In the recent years “fake news “ has become more of a popular concern among the media, that results in consequences that affect the world along with their trust toward the media. People who are in positions of power should be very cautious of what they present and say because their image has such power over large amounts of people, what they say can easily be misinterpreted. Photo by Jessica Johnson.
A high level of skepticism is not only healthy but required when living in a world full of fake news.
According to Webwise, fake news is news, stories or hoaxes created to deliberately misinform or deceive readers. Fake news has become more difficult to define, however, due to influential people misusing the term.
Donald Trump, the President of the United States, has recently used fake news as a label for news sources he has personal biases against. While there may not be a problem with avoiding biases, misusing the terminology to label an organization as a whole can lead to miscommunication with real-world consequences.
In Trump’s defense, a news organization could potentially be fake news. Any news organization has the chance to put out incorrect information due to either human error or a deliberate choice to spread misinformation.

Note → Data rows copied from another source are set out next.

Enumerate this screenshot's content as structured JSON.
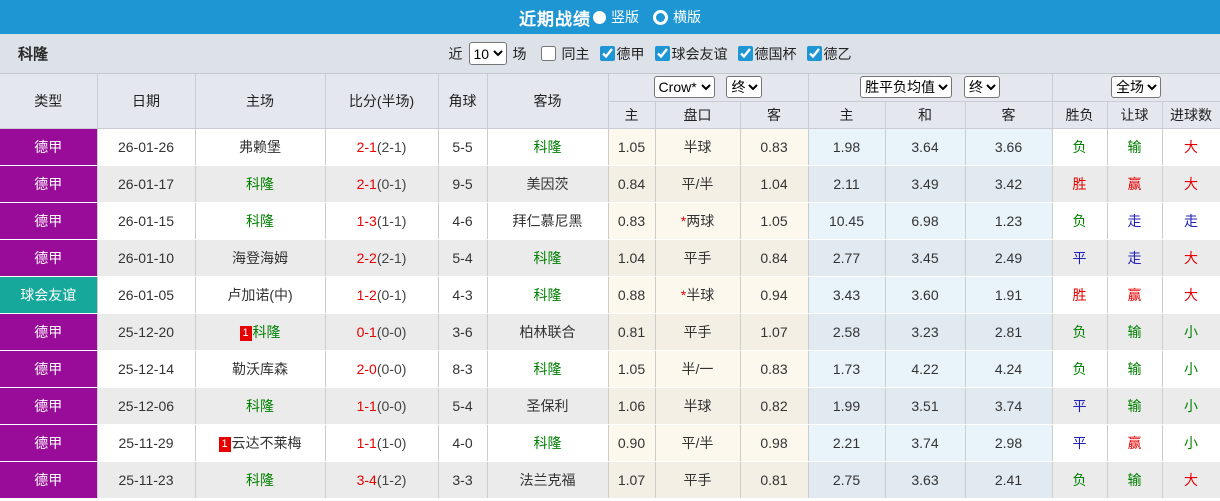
{
  "titlebar": {
    "title": "近期战绩",
    "radio_vertical": "竖版",
    "radio_horizontal": "横版",
    "selected": "竖版"
  },
  "filterbar": {
    "team": "科隆",
    "near_label": "近",
    "count_value": "10",
    "count_suffix": "场",
    "checkboxes": [
      {
        "label": "同主",
        "checked": false
      },
      {
        "label": "德甲",
        "checked": true
      },
      {
        "label": "球会友谊",
        "checked": true
      },
      {
        "label": "德国杯",
        "checked": true
      },
      {
        "label": "德乙",
        "checked": true
      }
    ]
  },
  "table": {
    "left_headers": [
      "类型",
      "日期",
      "主场",
      "比分(半场)",
      "角球",
      "客场"
    ],
    "selects": {
      "odds_company": "Crow*",
      "odds_time": "终",
      "avg_label": "胜平负均值",
      "avg_time": "终",
      "full_match": "全场"
    },
    "sub_headers": [
      "主",
      "盘口",
      "客",
      "主",
      "和",
      "客",
      "胜负",
      "让球",
      "进球数"
    ],
    "type_colors": {
      "league": "#990b99",
      "friend": "#16a89b"
    },
    "text_colors": {
      "r": "#e60000",
      "g": "#008000",
      "b": "#2121b8"
    },
    "rows": [
      {
        "type": "德甲",
        "tk": "league",
        "date": "26-01-26",
        "home": {
          "name": "弗赖堡",
          "team": false,
          "badge": ""
        },
        "ft": "2-1",
        "ht": "(2-1)",
        "corner": "5-5",
        "away": {
          "name": "科隆",
          "team": true,
          "badge": ""
        },
        "o1": "1.05",
        "pan": "半球",
        "star": false,
        "o2": "0.83",
        "a1": "1.98",
        "a2": "3.64",
        "a3": "3.66",
        "r1": [
          "负",
          "g"
        ],
        "r2": [
          "输",
          "g"
        ],
        "r3": [
          "大",
          "r"
        ]
      },
      {
        "type": "德甲",
        "tk": "league",
        "date": "26-01-17",
        "home": {
          "name": "科隆",
          "team": true,
          "badge": ""
        },
        "ft": "2-1",
        "ht": "(0-1)",
        "corner": "9-5",
        "away": {
          "name": "美因茨",
          "team": false,
          "badge": ""
        },
        "o1": "0.84",
        "pan": "平/半",
        "star": false,
        "o2": "1.04",
        "a1": "2.11",
        "a2": "3.49",
        "a3": "3.42",
        "r1": [
          "胜",
          "r"
        ],
        "r2": [
          "赢",
          "r"
        ],
        "r3": [
          "大",
          "r"
        ]
      },
      {
        "type": "德甲",
        "tk": "league",
        "date": "26-01-15",
        "home": {
          "name": "科隆",
          "team": true,
          "badge": ""
        },
        "ft": "1-3",
        "ht": "(1-1)",
        "corner": "4-6",
        "away": {
          "name": "拜仁慕尼黑",
          "team": false,
          "badge": ""
        },
        "o1": "0.83",
        "pan": "两球",
        "star": true,
        "o2": "1.05",
        "a1": "10.45",
        "a2": "6.98",
        "a3": "1.23",
        "r1": [
          "负",
          "g"
        ],
        "r2": [
          "走",
          "b"
        ],
        "r3": [
          "走",
          "b"
        ]
      },
      {
        "type": "德甲",
        "tk": "league",
        "date": "26-01-10",
        "home": {
          "name": "海登海姆",
          "team": false,
          "badge": ""
        },
        "ft": "2-2",
        "ht": "(2-1)",
        "corner": "5-4",
        "away": {
          "name": "科隆",
          "team": true,
          "badge": ""
        },
        "o1": "1.04",
        "pan": "平手",
        "star": false,
        "o2": "0.84",
        "a1": "2.77",
        "a2": "3.45",
        "a3": "2.49",
        "r1": [
          "平",
          "b"
        ],
        "r2": [
          "走",
          "b"
        ],
        "r3": [
          "大",
          "r"
        ]
      },
      {
        "type": "球会友谊",
        "tk": "friend",
        "date": "26-01-05",
        "home": {
          "name": "卢加诺(中)",
          "team": false,
          "badge": ""
        },
        "ft": "1-2",
        "ht": "(0-1)",
        "corner": "4-3",
        "away": {
          "name": "科隆",
          "team": true,
          "badge": ""
        },
        "o1": "0.88",
        "pan": "半球",
        "star": true,
        "o2": "0.94",
        "a1": "3.43",
        "a2": "3.60",
        "a3": "1.91",
        "r1": [
          "胜",
          "r"
        ],
        "r2": [
          "赢",
          "r"
        ],
        "r3": [
          "大",
          "r"
        ]
      },
      {
        "type": "德甲",
        "tk": "league",
        "date": "25-12-20",
        "home": {
          "name": "科隆",
          "team": true,
          "badge": "1"
        },
        "ft": "0-1",
        "ht": "(0-0)",
        "corner": "3-6",
        "away": {
          "name": "柏林联合",
          "team": false,
          "badge": ""
        },
        "o1": "0.81",
        "pan": "平手",
        "star": false,
        "o2": "1.07",
        "a1": "2.58",
        "a2": "3.23",
        "a3": "2.81",
        "r1": [
          "负",
          "g"
        ],
        "r2": [
          "输",
          "g"
        ],
        "r3": [
          "小",
          "g"
        ]
      },
      {
        "type": "德甲",
        "tk": "league",
        "date": "25-12-14",
        "home": {
          "name": "勒沃库森",
          "team": false,
          "badge": ""
        },
        "ft": "2-0",
        "ht": "(0-0)",
        "corner": "8-3",
        "away": {
          "name": "科隆",
          "team": true,
          "badge": ""
        },
        "o1": "1.05",
        "pan": "半/一",
        "star": false,
        "o2": "0.83",
        "a1": "1.73",
        "a2": "4.22",
        "a3": "4.24",
        "r1": [
          "负",
          "g"
        ],
        "r2": [
          "输",
          "g"
        ],
        "r3": [
          "小",
          "g"
        ]
      },
      {
        "type": "德甲",
        "tk": "league",
        "date": "25-12-06",
        "home": {
          "name": "科隆",
          "team": true,
          "badge": ""
        },
        "ft": "1-1",
        "ht": "(0-0)",
        "corner": "5-4",
        "away": {
          "name": "圣保利",
          "team": false,
          "badge": ""
        },
        "o1": "1.06",
        "pan": "半球",
        "star": false,
        "o2": "0.82",
        "a1": "1.99",
        "a2": "3.51",
        "a3": "3.74",
        "r1": [
          "平",
          "b"
        ],
        "r2": [
          "输",
          "g"
        ],
        "r3": [
          "小",
          "g"
        ]
      },
      {
        "type": "德甲",
        "tk": "league",
        "date": "25-11-29",
        "home": {
          "name": "云达不莱梅",
          "team": false,
          "badge": "1"
        },
        "ft": "1-1",
        "ht": "(1-0)",
        "corner": "4-0",
        "away": {
          "name": "科隆",
          "team": true,
          "badge": ""
        },
        "o1": "0.90",
        "pan": "平/半",
        "star": false,
        "o2": "0.98",
        "a1": "2.21",
        "a2": "3.74",
        "a3": "2.98",
        "r1": [
          "平",
          "b"
        ],
        "r2": [
          "赢",
          "r"
        ],
        "r3": [
          "小",
          "g"
        ]
      },
      {
        "type": "德甲",
        "tk": "league",
        "date": "25-11-23",
        "home": {
          "name": "科隆",
          "team": true,
          "badge": ""
        },
        "ft": "3-4",
        "ht": "(1-2)",
        "corner": "3-3",
        "away": {
          "name": "法兰克福",
          "team": false,
          "badge": ""
        },
        "o1": "1.07",
        "pan": "平手",
        "star": false,
        "o2": "0.81",
        "a1": "2.75",
        "a2": "3.63",
        "a3": "2.41",
        "r1": [
          "负",
          "g"
        ],
        "r2": [
          "输",
          "g"
        ],
        "r3": [
          "大",
          "r"
        ]
      }
    ]
  }
}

If this is the case, the critique should fall on the entire foundation instead of the reporter and the goal of the media overall should be to prohibit the publishing and proliferation of fake news.
If it is thought that a foundation is possibly corrupt, there should be evidence to show this lack of credibility so that proper legal actions can ensue.
Being biased against a media organization because of personal reasons is a great example of how to react incorrectly to the fake news phenomenon. If a person in a position of power incorrectly accuses someone or something of doing wrong they can have influence over their followers.
A media outlet that commonly encourages fake news would be Infowars. Alex Jones, the show’s host, encouraged and enabled misinformation to be spread without checking it. Though it is a considerably right-leaning news show, it’s actions affect all media; however, Infowars lost followers of the show left after a commonly-known fake news instance known as “pizza-gate.”
The loss of followers and increased amount of skepticism is exactly what the media world needs. Audience members should consider the truth above all else.
Everyone should do their best to remain vigilant in making sure they are labeling something as fake news because it is objectively false and not because there is a personal bias. In doing so, we stand a better chance of making sure the influence of fake news is minimized.
For those seeking higher education, this diligence is especially important.
If there isn’t a healthy level of skepticism for both the media and the information it publishes, then the United States is wasting is right to its freedom of the press.